Any solution to this ???
Line 74:
return Observable.throw(err);
@cholshwor I think I have your problem before which the refreshAccesssToken() didn't fire HTTP request.
Since I am using Angular 7 with RxJs 6.4, the syntax for the Observable operator is a bit different from above. When I convert the code, I haven't caught the 401 properly. It appears that the refreshAccessToken() didn't fire HTTP request, but in fact, the error returned to the original request subscriber and stopped further processing.
In short, it maybe worth checking whether the 401 is caught.

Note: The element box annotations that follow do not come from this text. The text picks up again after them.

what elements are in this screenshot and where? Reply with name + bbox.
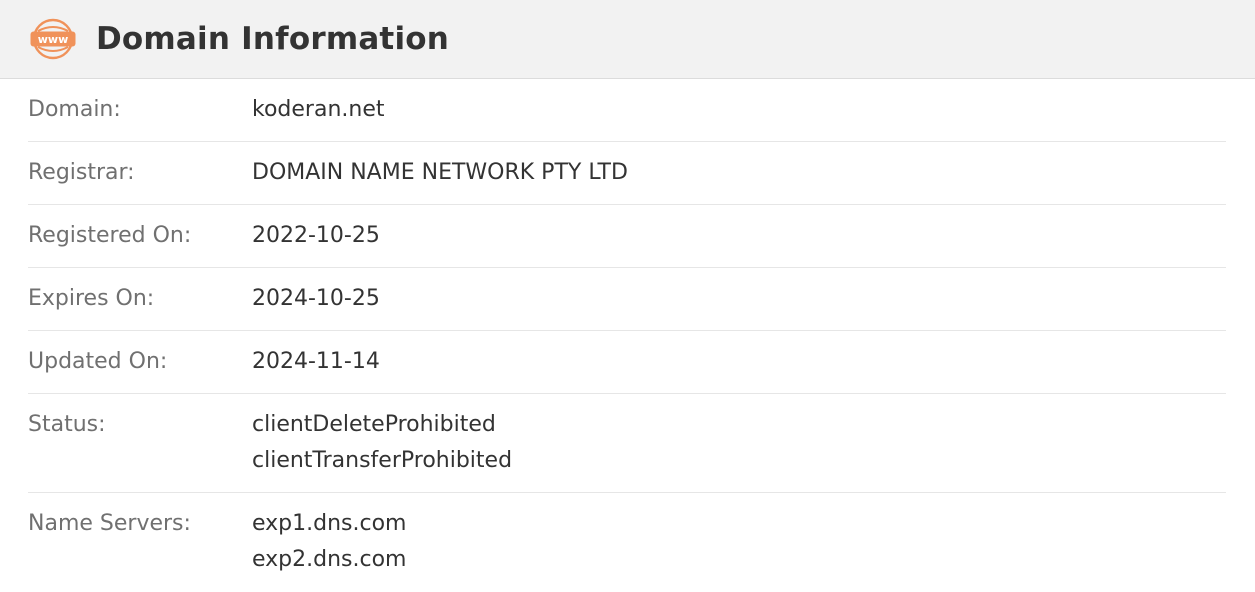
- row-label: Expires On:: [28, 286, 155, 311]
- expires-on-value: 2024-10-25: [252, 286, 380, 311]
- row-label: Updated On:: [28, 349, 168, 374]
- status-value: clientDeleteProhibited: [252, 412, 496, 437]
- table-row-registrar: Registrar: DOMAIN NAME NETWORK PTY LTD: [28, 142, 1226, 205]
- domain-value: koderan.net: [252, 97, 385, 122]
- row-label: Registered On:: [28, 223, 192, 248]
- table-row-registered-on: Registered On: 2022-10-25: [28, 205, 1226, 268]
- table-row-status: Status: clientDeleteProhibited clientTra…: [28, 394, 1226, 493]
- www-icon: www: [29, 18, 77, 60]
- table-row-expires-on: Expires On: 2024-10-25: [28, 268, 1226, 331]
- row-value: 2024-11-14: [252, 331, 380, 393]
- row-label: Registrar:: [28, 160, 135, 185]
- row-value: 2024-10-25: [252, 268, 380, 330]
- table-row-domain: Domain: koderan.net: [28, 79, 1226, 142]
- domain-information-panel: www Domain Information Domain: koderan.n…: [0, 0, 1255, 581]
- row-value: 2022-10-25: [252, 205, 380, 267]
- name-server-value: exp2.dns.com: [252, 547, 407, 572]
- row-value: exp1.dns.com exp2.dns.com: [252, 493, 406, 592]
- domain-info-table: Domain: koderan.net Registrar: DOMAIN NA…: [28, 79, 1226, 592]
- status-value: clientTransferProhibited: [252, 448, 513, 473]
- table-row-name-servers: Name Servers: exp1.dns.com exp2.dns.com: [28, 493, 1226, 592]
- page-title: Domain Information: [96, 21, 450, 57]
- row-label: Domain:: [28, 97, 121, 122]
- panel-header: www Domain Information: [0, 0, 1255, 79]
- registrar-value: DOMAIN NAME NETWORK PTY LTD: [252, 160, 628, 185]
- row-value: koderan.net: [252, 79, 384, 141]
- table-row-updated-on: Updated On: 2024-11-14: [28, 331, 1226, 394]
- www-icon-text: www: [38, 33, 69, 46]
- registered-on-value: 2022-10-25: [252, 223, 380, 248]
- name-server-value: exp1.dns.com: [252, 511, 407, 536]
- updated-on-value: 2024-11-14: [252, 349, 380, 374]
- row-label: Name Servers:: [28, 511, 191, 536]
- row-value: DOMAIN NAME NETWORK PTY LTD: [252, 142, 628, 204]
- row-value: clientDeleteProhibited clientTransferPro…: [252, 394, 512, 492]
- row-label: Status:: [28, 412, 106, 437]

In RxJs 6.4, my code looks like below:
intercept(request: HttpRequest<any>, next: HttpHandler): Observable<HttpEvent<any>> { // pre request logic return next.handle(requestWithToken(token)).pipe( tap( (event) => { // post request logic }), catchError( ( error ) => { if (error.status == 401) { return refreshTokenRequest().pipe(switchMap((newToken) => next.handle(requestWithToken(newToken))) } return Observable.throw(error); }) }
@abereghici
return next.handle(request).catch(error => {Above will always throw 401 for secured endpoint, you should add authentication token to request.